Thursday, April 1, 2010

Wexford Sights (IX)

I was reluctantly awoken on this chilly morning by an awful hullabulloo coming from the sun room. I could hear the hound clambering about and barking, so I made my sleepy way to the source of the noise. In one of the corners of the ceiling was a tiny, terrified bird, clinging to the exposed wooden beam while the hound danced and barked with delight. The sun room door was open to the garden, and the bird must have flown in by accident. I grabbed the hound's collar and dragged him into the kitchen. As I did so, the bird launched itself from its perch, flying the whole length of the room at full speed and slamming into the large window at the end with a loud thump. I saw it fall, and ran down to where it lay on the floor, its little tongue protruding as it gasped for breath. Then it was dead. The impact must have broken its neck. I took it outside (so light in my hand) and placed it gently on the windowsill, then got my camera. Das vedanya, little birdie...


Claudia said...

Poor beautiful little birdie. You gave dignity to his death. Do you know the poet Emily Dickinson?

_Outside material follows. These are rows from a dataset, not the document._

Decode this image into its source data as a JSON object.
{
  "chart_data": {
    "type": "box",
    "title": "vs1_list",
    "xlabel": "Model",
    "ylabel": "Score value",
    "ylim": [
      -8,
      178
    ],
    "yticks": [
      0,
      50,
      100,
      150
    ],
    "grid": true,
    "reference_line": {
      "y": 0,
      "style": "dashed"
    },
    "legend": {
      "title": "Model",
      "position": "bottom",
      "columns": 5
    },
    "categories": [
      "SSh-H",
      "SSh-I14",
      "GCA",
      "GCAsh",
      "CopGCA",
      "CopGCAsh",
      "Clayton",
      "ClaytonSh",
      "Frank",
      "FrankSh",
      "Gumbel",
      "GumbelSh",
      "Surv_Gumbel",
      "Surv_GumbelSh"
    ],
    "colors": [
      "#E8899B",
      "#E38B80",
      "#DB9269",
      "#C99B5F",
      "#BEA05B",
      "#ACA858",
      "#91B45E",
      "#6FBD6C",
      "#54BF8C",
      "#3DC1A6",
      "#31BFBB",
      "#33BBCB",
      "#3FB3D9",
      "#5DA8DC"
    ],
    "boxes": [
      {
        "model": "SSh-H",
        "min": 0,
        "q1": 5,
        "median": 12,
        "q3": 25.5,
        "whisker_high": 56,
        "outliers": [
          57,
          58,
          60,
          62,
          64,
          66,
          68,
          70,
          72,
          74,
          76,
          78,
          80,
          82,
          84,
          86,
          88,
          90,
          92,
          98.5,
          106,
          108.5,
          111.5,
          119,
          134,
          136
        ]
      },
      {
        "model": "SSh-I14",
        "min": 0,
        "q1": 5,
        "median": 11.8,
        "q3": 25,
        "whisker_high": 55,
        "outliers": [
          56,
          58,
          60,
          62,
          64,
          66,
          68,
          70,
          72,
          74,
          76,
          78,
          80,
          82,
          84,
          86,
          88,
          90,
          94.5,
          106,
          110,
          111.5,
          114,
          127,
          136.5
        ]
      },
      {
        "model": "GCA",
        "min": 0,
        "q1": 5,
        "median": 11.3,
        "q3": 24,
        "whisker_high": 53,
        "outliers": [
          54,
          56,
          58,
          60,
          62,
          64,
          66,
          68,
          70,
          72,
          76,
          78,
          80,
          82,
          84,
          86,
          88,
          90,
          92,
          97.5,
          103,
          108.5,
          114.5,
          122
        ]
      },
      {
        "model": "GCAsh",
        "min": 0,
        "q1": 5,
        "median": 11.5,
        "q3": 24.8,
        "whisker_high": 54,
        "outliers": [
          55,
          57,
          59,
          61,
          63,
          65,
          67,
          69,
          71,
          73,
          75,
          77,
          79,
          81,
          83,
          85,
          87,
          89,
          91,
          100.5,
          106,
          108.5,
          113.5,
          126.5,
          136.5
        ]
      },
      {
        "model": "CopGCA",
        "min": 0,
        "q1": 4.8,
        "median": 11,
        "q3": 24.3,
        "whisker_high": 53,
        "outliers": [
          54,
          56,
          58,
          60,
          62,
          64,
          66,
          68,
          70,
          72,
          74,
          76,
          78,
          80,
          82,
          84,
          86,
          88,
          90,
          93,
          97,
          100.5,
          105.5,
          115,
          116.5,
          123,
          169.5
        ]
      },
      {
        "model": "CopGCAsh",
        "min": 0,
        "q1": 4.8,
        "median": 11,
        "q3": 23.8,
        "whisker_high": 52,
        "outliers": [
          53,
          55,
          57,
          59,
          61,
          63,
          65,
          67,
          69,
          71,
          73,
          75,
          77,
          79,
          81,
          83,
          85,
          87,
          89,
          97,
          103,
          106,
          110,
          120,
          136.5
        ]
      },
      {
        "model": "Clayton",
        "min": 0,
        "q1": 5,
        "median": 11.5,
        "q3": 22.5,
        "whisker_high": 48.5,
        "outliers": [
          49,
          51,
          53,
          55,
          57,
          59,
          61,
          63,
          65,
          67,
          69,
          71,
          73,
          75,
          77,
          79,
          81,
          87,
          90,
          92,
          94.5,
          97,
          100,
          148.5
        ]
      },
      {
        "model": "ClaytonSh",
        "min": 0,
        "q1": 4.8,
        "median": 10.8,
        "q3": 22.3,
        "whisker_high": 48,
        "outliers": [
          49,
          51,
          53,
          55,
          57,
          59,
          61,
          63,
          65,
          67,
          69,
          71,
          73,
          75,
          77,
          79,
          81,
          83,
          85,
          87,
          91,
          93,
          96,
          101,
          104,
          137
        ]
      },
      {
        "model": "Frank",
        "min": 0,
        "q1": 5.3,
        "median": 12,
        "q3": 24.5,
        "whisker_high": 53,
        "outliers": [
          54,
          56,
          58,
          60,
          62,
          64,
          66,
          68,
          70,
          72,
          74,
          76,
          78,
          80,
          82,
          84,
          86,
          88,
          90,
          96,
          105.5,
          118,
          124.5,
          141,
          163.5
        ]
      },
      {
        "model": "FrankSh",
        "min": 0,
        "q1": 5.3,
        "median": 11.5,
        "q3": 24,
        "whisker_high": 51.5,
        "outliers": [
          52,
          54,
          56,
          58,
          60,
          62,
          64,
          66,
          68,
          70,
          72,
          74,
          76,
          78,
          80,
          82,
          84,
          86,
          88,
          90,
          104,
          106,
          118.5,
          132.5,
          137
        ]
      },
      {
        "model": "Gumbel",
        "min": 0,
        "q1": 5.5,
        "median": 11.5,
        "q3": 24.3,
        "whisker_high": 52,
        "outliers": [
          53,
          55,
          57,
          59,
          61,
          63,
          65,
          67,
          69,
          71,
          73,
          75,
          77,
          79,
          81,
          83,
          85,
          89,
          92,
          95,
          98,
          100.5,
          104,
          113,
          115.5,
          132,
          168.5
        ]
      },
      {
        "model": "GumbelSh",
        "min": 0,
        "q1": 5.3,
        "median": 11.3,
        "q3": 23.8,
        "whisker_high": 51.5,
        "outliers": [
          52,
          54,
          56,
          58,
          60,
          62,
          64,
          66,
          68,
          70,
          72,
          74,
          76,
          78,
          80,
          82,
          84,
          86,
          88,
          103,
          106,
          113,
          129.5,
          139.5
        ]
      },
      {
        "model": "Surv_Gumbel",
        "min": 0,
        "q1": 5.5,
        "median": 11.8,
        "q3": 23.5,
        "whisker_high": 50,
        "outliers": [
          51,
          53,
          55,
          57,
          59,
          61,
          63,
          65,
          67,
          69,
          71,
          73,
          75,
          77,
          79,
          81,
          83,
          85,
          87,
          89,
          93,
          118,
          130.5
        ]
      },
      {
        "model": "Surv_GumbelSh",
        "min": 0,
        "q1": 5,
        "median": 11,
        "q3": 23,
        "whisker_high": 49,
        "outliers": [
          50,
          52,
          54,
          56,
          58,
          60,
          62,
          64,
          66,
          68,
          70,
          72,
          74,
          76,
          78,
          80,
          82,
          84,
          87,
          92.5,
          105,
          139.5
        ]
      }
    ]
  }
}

A bird came down the walk:
He did not know I saw;
He bit an angleworm in halves
And ate the fellow raw.

And then he drank a dew
From a convenient grass.
And then hopped sidewise to the wall
To let a beetle pass.

A Doubtful Egg said...

Lovely poem, Claudia. I know a bit of Dickinson's work, but it's a long time since I've read any. Sadly, this bird shall hop no more... (I didn't write that later the same day another bird, a little coal tit, got trapped in the sun room, and was cornered by the barking hound when I found him. He was so terrified that he hopped onto my finger and perched there for about five minutes, unable to move, then flew away out the door. So not all stories have a sad ending!)